Su voz era tremendamente suave.
—Cariño, ya tengo los ojos cerrados —Juliana dócilmente cerró los ojos con fuerza.
Juliana solo podía ver la oscuridad después de cerrar los ojos.
Hubo un estruendo.
El sonido bajo de un disparo resonó en este callejón estrecho, seguido por el grito miserable de Simón.
Juliana tenía los ojos cerrados y no podía ver nada, pero olía a sangre.

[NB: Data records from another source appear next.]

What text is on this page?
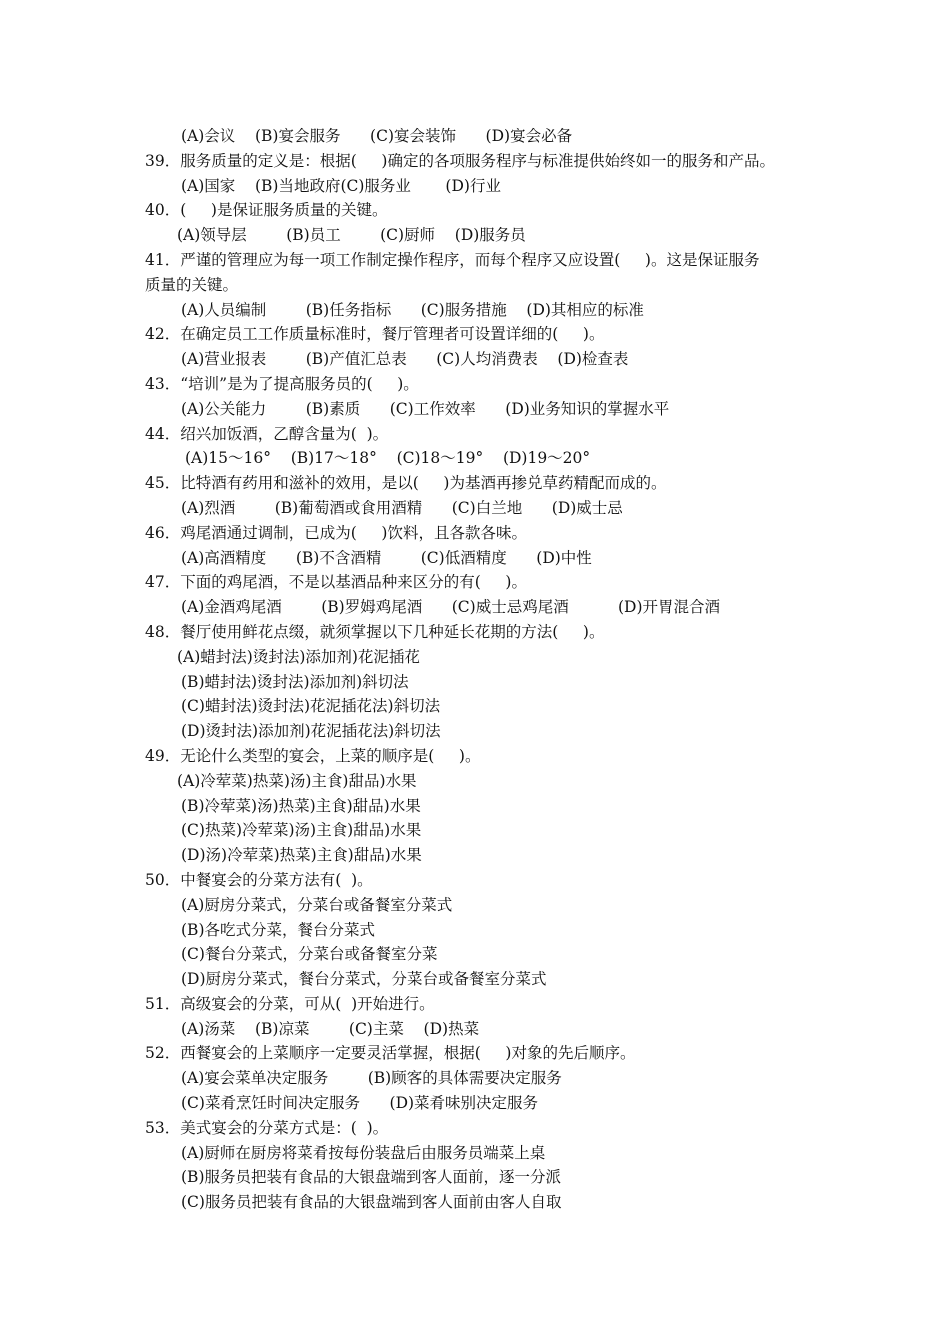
(A)会议    (B)宴会服务      (C)宴会装饰      (D)宴会必备
39．服务质量的定义是：根据(     )确定的各项服务程序与标准提供始终如一的服务和产品。
(A)国家    (B)当地政府(C)服务业       (D)行业
40．(     )是保证服务质量的关键。
(A)领导层        (B)员工        (C)厨师    (D)服务员
41．严谨的管理应为每一项工作制定操作程序，而每个程序又应设置(     )。这是保证服务
质量的关键。
(A)人员编制        (B)任务指标      (C)服务措施    (D)其相应的标准
42．在确定员工工作质量标准时，餐厅管理者可设置详细的(     )。
(A)营业报表        (B)产值汇总表      (C)人均消费表    (D)检查表
43．“培训”是为了提高服务员的(     )。
(A)公关能力        (B)素质      (C)工作效率      (D)业务知识的掌握水平
44．绍兴加饭酒，乙醇含量为(  )。
(A)15～16°    (B)17～18°    (C)18～19°    (D)19～20°
45．比特酒有药用和滋补的效用，是以(     )为基酒再掺兑草药精配而成的。
(A)烈酒        (B)葡萄酒或食用酒精      (C)白兰地      (D)威士忌
46．鸡尾酒通过调制，已成为(     )饮料，且各款各味。
(A)高酒精度      (B)不含酒精        (C)低酒精度      (D)中性
47．下面的鸡尾酒，不是以基酒品种来区分的有(     )。
(A)金酒鸡尾酒        (B)罗姆鸡尾酒      (C)威士忌鸡尾酒          (D)开胃混合酒
48．餐厅使用鲜花点缀，就须掌握以下几种延长花期的方法(     )。
(A)蜡封法)烫封法)添加剂)花泥插花
(B)蜡封法)烫封法)添加剂)斜切法
(C)蜡封法)烫封法)花泥插花法)斜切法
(D)烫封法)添加剂)花泥插花法)斜切法
49．无论什么类型的宴会，上菜的顺序是(     )。
(A)冷荤菜)热菜)汤)主食)甜品)水果
(B)冷荤菜)汤)热菜)主食)甜品)水果
(C)热菜)冷荤菜)汤)主食)甜品)水果
(D)汤)冷荤菜)热菜)主食)甜品)水果
50．中餐宴会的分菜方法有(  )。
(A)厨房分菜式，分菜台或备餐室分菜式
(B)各吃式分菜，餐台分菜式
(C)餐台分菜式，分菜台或备餐室分菜
(D)厨房分菜式，餐台分菜式，分菜台或备餐室分菜式
51．高级宴会的分菜，可从(  )开始进行。
(A)汤菜    (B)凉菜        (C)主菜    (D)热菜
52．西餐宴会的上菜顺序一定要灵活掌握，根据(     )对象的先后顺序。
(A)宴会菜单决定服务        (B)顾客的具体需要决定服务
(C)菜肴烹饪时间决定服务      (D)菜肴味别决定服务
53．美式宴会的分菜方式是：(  )。
(A)厨师在厨房将菜肴按每份装盘后由服务员端菜上桌
(B)服务员把装有食品的大银盘端到客人面前，逐一分派
(C)服务员把装有食品的大银盘端到客人面前由客人自取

Billy, sin embargo, vio claramente que Benson le disparó a la palma de Simón con gran precisión.
Luego, Benson se acercó a Simón, levantó el pie y le dio una fuerte patada en la entrepierna, y la aplastó con fuerza.
—¡Ah!
El grito no fue mejor que el de hace un momento y hacía que a la gente le hormigueara el cuero cabelludo cuando lo escuchaba.
Sebastián no pudo evitar sentir el dolor cuando vio esta escena después de llegar con sus hombres.
¡Benson era tan aterrador!
Simón se desmayó del dolor.
Benson retiró su pie, luego caminó hacia Juliana antes de extender la mano y levantarla.
—Señora Leach, perdón por llegar tarde —dijo suavemente.
—No, llegaste justo a tiempo —Juliana enterró su rostro en sus brazos, oliendo su aroma medicinal.
Aunque no necesitaba que él la salvara, cuando apareció, su corazón se llenó de alegría y mostró debilidad involuntariamente.
Benson llevaba a Juliana en sus brazos y miró fríamente a Tom por el rabillo del ojo.
—Ve y dile a tu amo que si quiere que la familia Olsen esté libre de problemas, que le dé una explicación a Benson Leach, de lo contrario, lo que le pase será su responsabilidad.
Su voz no era tan fría como hace un momento pero era aún más terrorífica.
Benson se alejó con Juliana en sus brazos.
Sebastián todavía tenía una mirada desconcertada en su rostro.
—¿Qué diablos está pasando?
—le preguntó a Billy.
—¡Juliana es tan dura!
—dijo Billy.
Había pensado que Juliana realmente tenía miedo del arma, pero resultó que Benson había venido y ella había tenido que mantener su imagen frente a él.
Era tan difícil para Juliana.
Sebastián estaba enojado pensando que su amo había sido intimidado en su propio lugar.
Pateó a un hombre a sus pies y maldijo enojado:
—¿Estás buscando la muerte por meterte con mi gente en mi territorio?
—No fuimos nosotros quienes quisimos meternos con la Señora Leach.
Fue…
Fue porque alguien nos dio una nota de que Simón coqueteaba con la Señora Leach —dijo el hombre aterrorizado de Benson.
Si hubieran sabido que era la Señora Leach, no habrían tenido las agallas para meterse con ella.